A business professional with experience in tax mitigation strategies, Samuel Brice Hall serves as the director of investor relations for Piedmont Private Equity, LLC. In his leisure time, Samuel Brice Hall loves cooking and is especially skilled at making seafood dishes.
Buying fish is an important step in creating flavorful seafood dishes, but finding fresh fish can sometimes be a challenge, especially if you live in a landlocked area. If you're buying a whole fish, pay close attention to the fish's eyes. When the fish is fresh, its eyes appear bright and clear; they are never sunken or cloudy.
The gills and skin on a whole fish also indicate freshness. Gills should be bright red and the skin should be clean and taut. Finally, the stomach of a fresh fish should be tight, and there should be no “fishy” or pungent smell emanating from the fish.
Choosing a fresh fish fillet is a similar process, but there are fewer visible guidelines to follow. The odor is often the best way to determine the freshness of a fish fillet – there should be no fishy smell. Any skin left on the fillet should be checked for tightness and cleanliness. The flesh of a fish fillet also serves as a good indicator of freshness. The flesh should be shiny, firm, and moist.
A graduate of the University of North Carolina at Chapel Hill with a bachelor’s degree in communication studies and a master’s degree in accounting, Samuel Brice Hall serves as the director of investor relations at Piedmont Private Equity, LLC. In his leisure time, Samuel Brice Hall enjoys following the University of North Carolina Tar Heels basketball team.
Honored as the collegiate National Player of the Year in 1998, former Tar Heel Antawn Jamison was recently announced as a member of the 2017 Atlantic Coast Conference (ACC) Basketball Legends class. Presented by New York Life, the 2017 ACC Legends class includes 15 former collegiate basketball players and one national championship coach.
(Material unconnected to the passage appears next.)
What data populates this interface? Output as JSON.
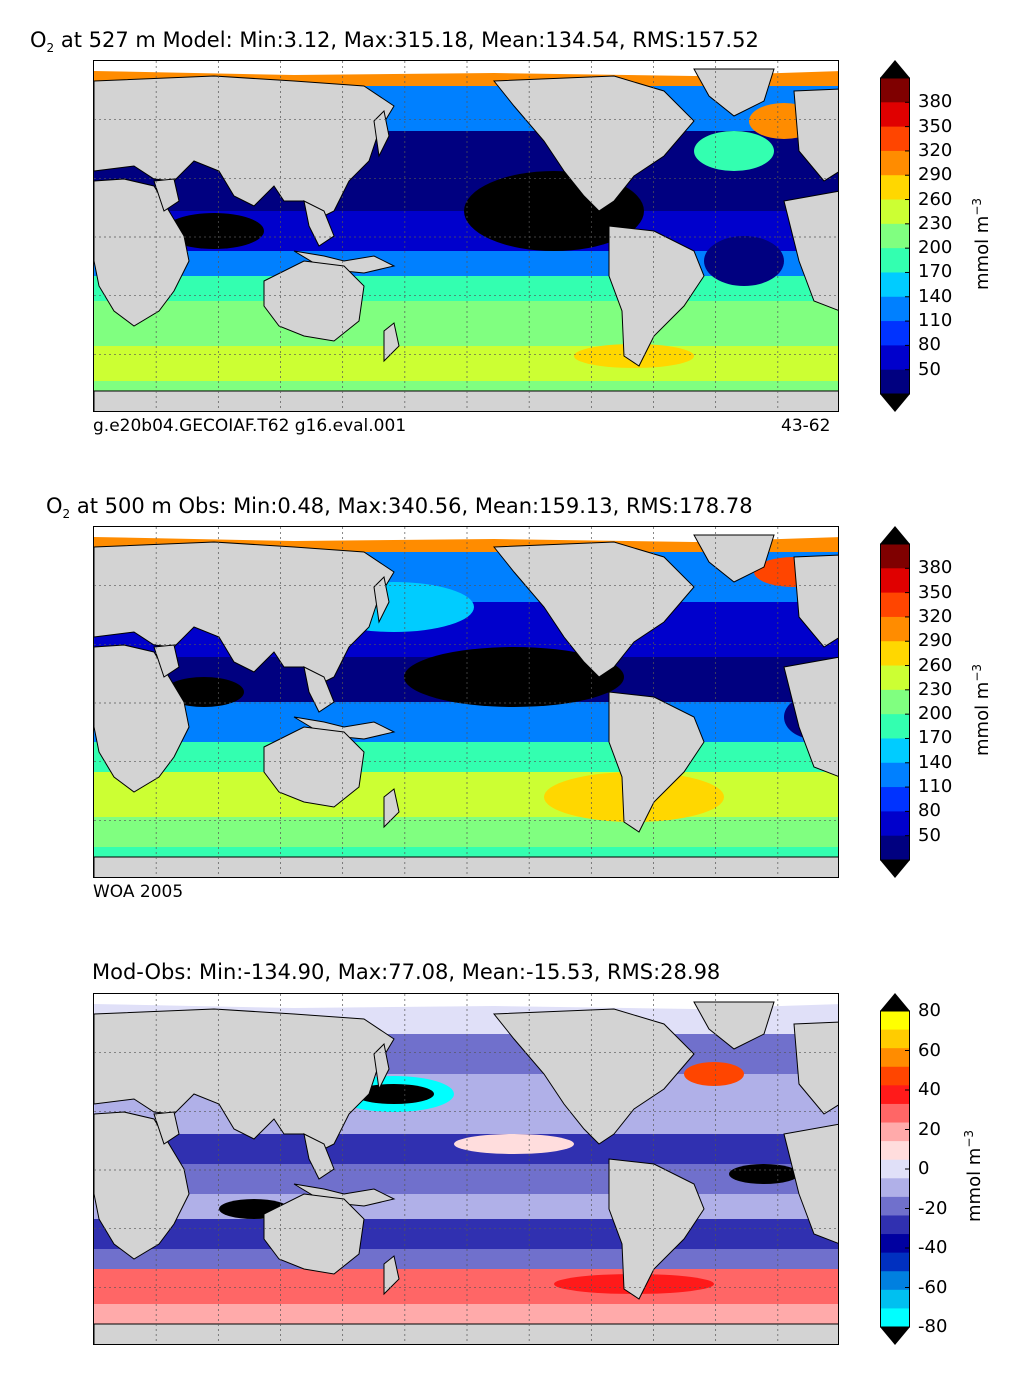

Jamison was also named the National Collegiate Athletic Association Regional Most Valuable Player, ACC Tournament MVP, and 1998 ACC Player of the Year, becoming only the second UNC player and the third in the history of the ACC to accomplish these feats. Voted as the ACC Male Athlete of the Year in the same season, Jamison was the second player in the school’s history to average double digits in points (22.2) and rebounds (10.5).
A 16-year veteran of the league, Jamison was voted to play for two National Basketball Association All-Star teams (in 2005 and 2008), and he scored 20,042 points during his career.
A well-established financial executive, Samuel Brice Hall holds a position with Atlanta-based Piedmont Private Equity as director of investor relations. An outdoors enthusiast, Samuel Brice Hall is active with the Southeastern Trust for Parks and Land and enjoys the gardening opportunities that the region offers.
One of the most common ornamental shrubs throughout the South, the gardenia is known for its abundant foliage. Challenging to care for, the plant is particularly sensitive to cold and can die during cold winters. This makes it ideal as a potted plant that can be moved indoors as required.
When outdoors, gardenias prefer partial shade and an acidic soil that contains abundant organic material and is well-drained. Once flowering has occurred, the bush should be pruned back to encourage compact growth. The plant should also be regularly watered, even after the flowering is finished.
A concern for growing gardenias indoors is ensuring that they have sufficient light and humidity. This is particularly problematic during the short, dry winter months. If keeping the plants in south windows does not provide enough light, consider using grow lights. And if the plant is suffering from a lack of moisture in the air, the use of a humidifier can help. Alternatively, plants can be grown together on trays arranged with pebbles kept wet.